Cybersecurity Update: There’s No Need to Share Passwords on Microsoft Office 365
Many employees share passwords with other team members, often forgetting that doing so can have serious consequences. Consider these statistics:
- 81% of data breaches in 2020 were due to poor password security
- 42% of people share their work log-in credentials with their teammates
- 61% of users are more likely to share their work passwords than personal passwords
- 34% of business users share passwords to reduce the cost of user-limited applications
Password sharing increases an organization’s susceptibility to expensive and disruptive cyber attacks. It could also compromise individual account security; hackers can conduct questionable activities using a particular account, leading to the account’s suspension or termination.
On Microsoft Office 365, however, it’s no longer necessary to share passwords to provide access to a corporate email account. IT administrators need only provide access permissions.
Let’s say a member of the marketing team, Michael Scott, needs to access firstname.lastname@example.org and respond to customer feedback there. Microsoft Office 365 allows the IT administrator to create settings that will enable Michael to access that email after logging in to his own Microsoft Office 365 account, email@example.com.

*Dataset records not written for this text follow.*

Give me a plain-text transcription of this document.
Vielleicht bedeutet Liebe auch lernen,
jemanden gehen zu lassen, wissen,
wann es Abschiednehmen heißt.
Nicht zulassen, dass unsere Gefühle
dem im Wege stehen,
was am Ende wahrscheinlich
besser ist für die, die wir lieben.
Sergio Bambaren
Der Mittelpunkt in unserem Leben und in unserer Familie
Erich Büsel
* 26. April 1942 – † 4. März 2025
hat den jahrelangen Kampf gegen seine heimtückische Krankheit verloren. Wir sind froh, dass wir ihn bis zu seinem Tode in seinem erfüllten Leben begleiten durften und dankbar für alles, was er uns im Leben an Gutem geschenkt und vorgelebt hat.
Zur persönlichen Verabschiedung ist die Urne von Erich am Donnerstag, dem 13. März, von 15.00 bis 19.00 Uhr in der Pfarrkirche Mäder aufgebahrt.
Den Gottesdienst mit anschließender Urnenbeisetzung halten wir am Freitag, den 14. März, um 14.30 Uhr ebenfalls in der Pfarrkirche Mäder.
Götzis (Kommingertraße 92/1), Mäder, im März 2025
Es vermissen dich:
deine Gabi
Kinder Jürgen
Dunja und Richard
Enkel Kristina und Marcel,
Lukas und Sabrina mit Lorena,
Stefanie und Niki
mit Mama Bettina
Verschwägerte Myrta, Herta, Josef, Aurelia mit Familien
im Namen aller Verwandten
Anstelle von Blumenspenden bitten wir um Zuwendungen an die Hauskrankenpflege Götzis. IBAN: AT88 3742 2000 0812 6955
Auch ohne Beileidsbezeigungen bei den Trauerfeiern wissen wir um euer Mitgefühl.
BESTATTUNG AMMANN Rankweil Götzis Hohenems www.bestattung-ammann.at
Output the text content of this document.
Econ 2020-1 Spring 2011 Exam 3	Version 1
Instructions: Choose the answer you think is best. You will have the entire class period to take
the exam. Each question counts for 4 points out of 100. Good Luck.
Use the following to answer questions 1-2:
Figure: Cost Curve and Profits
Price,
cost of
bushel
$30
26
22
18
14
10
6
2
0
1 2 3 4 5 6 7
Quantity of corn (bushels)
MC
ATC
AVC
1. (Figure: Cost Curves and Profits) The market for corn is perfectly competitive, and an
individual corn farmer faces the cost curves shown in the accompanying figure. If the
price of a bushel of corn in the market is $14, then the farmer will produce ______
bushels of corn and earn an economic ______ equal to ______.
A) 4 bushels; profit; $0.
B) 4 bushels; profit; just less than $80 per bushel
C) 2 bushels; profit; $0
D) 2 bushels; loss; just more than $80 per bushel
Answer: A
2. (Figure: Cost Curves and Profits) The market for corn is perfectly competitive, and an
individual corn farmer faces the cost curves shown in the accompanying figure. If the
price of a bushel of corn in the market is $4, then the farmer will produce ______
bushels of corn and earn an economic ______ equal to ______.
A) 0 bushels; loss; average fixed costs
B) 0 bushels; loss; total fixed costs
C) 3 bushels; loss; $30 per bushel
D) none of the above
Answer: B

It means Michael uses his log-in, including his 2-Factor authentication step, to see the emails that have come into firstname.lastname@example.org. He can respond as needed using his email address or with email@example.com. He does not need to borrow the credentials of other team members to be able to do so.
Here’s another scenario where granting access permissions does away with the need for password sharing. Sharon Jones is a busy executive for company.com and cannot keep up with all the emails flowing into the firstname.lastname@example.org inbox. She would like one of her team’s administrative assistants to manage the inbox on her behalf.
An IT administrator can grant access to the assistant for the executive’s inbox. The assistant can log in to set up meetings, respond to queries, and accept invitations on the executive’s behalf. The assistant then can respond to emails on behalf of Sharon or as Sharon herself.
In both scenarios, there are no passwords are written down, emailed, or texted for sharing. It is a more secure way to give different people access to an email account.